We wrote previously about the announcement of a cooperative alliance between the U.S. Labor Department and the U.S. Internal Revenue Service aimed at ending what the Secretary of Labor called "the business practice of misclassifying employees [as independent contractors] in order to avoid providing employment protections."
If that news was not enough to get everyone's attention, the terms of the "Memorandum of Understanding" between these agencies (link to copy below; copy courtesy of CCH) should cause all employers to take notice. DOL and IRS have agreed to implement their agreement "through enhanced information sharing and other collaboration" led by a "joint IRS-DOL team".
Among other things, DOL will "refer to the IRS . . . Wage and Hour Division investigation information and other data that DOL believes may raise Internal Revenue employment tax compliance issues related to misclassification." DOL will also share "Wage and Hour Division training materials and opportunities with the IRS . . .."
For its part, IRS "will evaluate and classify employment tax referrals provided by the DOL and . . . [will] conduct examinations to determine compliance with employment tax laws." And in at least some instances IRS is prepared to "share the employment tax referrals provided by the DOL with state and municipal taxing agencies . . .."
The two agencies have also committed to "coordinate national outreach activities." This will include such steps as "joint national press releases" and "joint messages to national stakeholder organizations." The Memorandum does not identify any of these "stakeholder organizations", but one may hazard an educated guess as to what the identities of at least some of them might be.
The administration's "transparency" mantra has been suspended where the Memorandum is concerned. For example, the document asserts "a need for the government to provide information to other law enforcement bodies without making a public disclosure." DOL and IRS say that they intend to preserve their "legal privileges or other legal protections against disclosure" to outsiders, and they contend that information exchanges between them will not be a "public disclosure" under the federal Freedom of Information Act.
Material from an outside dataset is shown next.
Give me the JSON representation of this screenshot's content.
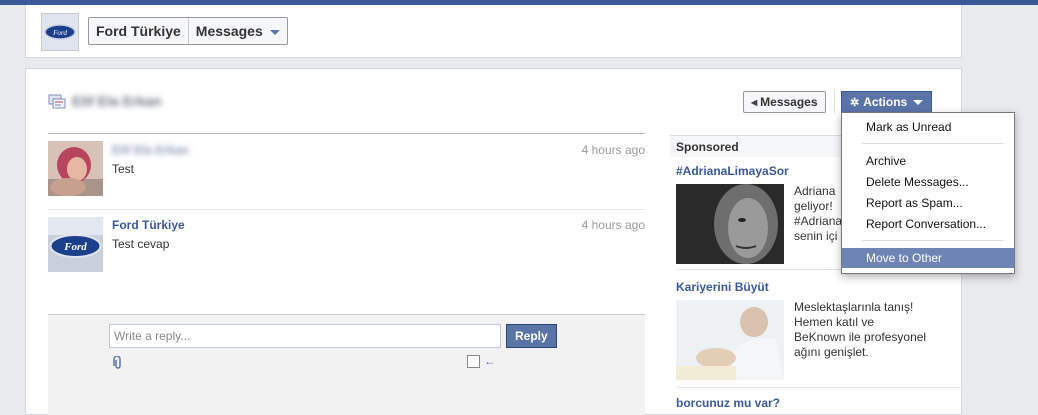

The many take-aways include these:
- Once again, every company or other organization relying even in part upon a contingent of independent contractors should immediately evaluate whether there is any vulnerability to a successful claim that those workers are instead employees.
- Every such company or other organization being investigated by DOL should assume that information provided about independent contractors will be given to IRS and, potentially at least, to analogous state or local agencies and officials.
- Employers must of course abide by their legal obligations in DOL and IRS investigations and audits. But, within those parameters, management should be careful in deciding (i) what documents and other information to provide, and (ii) how, under what circumstances, and with what caveats to disclose them. DOL and IRS say that they intend to protect certain confidential or private information and trade secrets that are covered by federal laws and regulations. However, an employer cannot be sure whether DOL or IRS will agree with the employer (or even with one another) that each document or item of information is protected against disclosure to some other person or entity, or that a court will agree with DOL's or IRS's views in some later third-party legal action to compel disclosure. And the best of intentions cannot preclude an erroneous, mistaken, or inadvertent release of information to the public.
- While the Memorandum's principal focus appears to be worker misclassification, it does not say that the collaboration is restricted to this topic. For instance, the "joint outreach" is said also to encompass "other issues of mutual interest."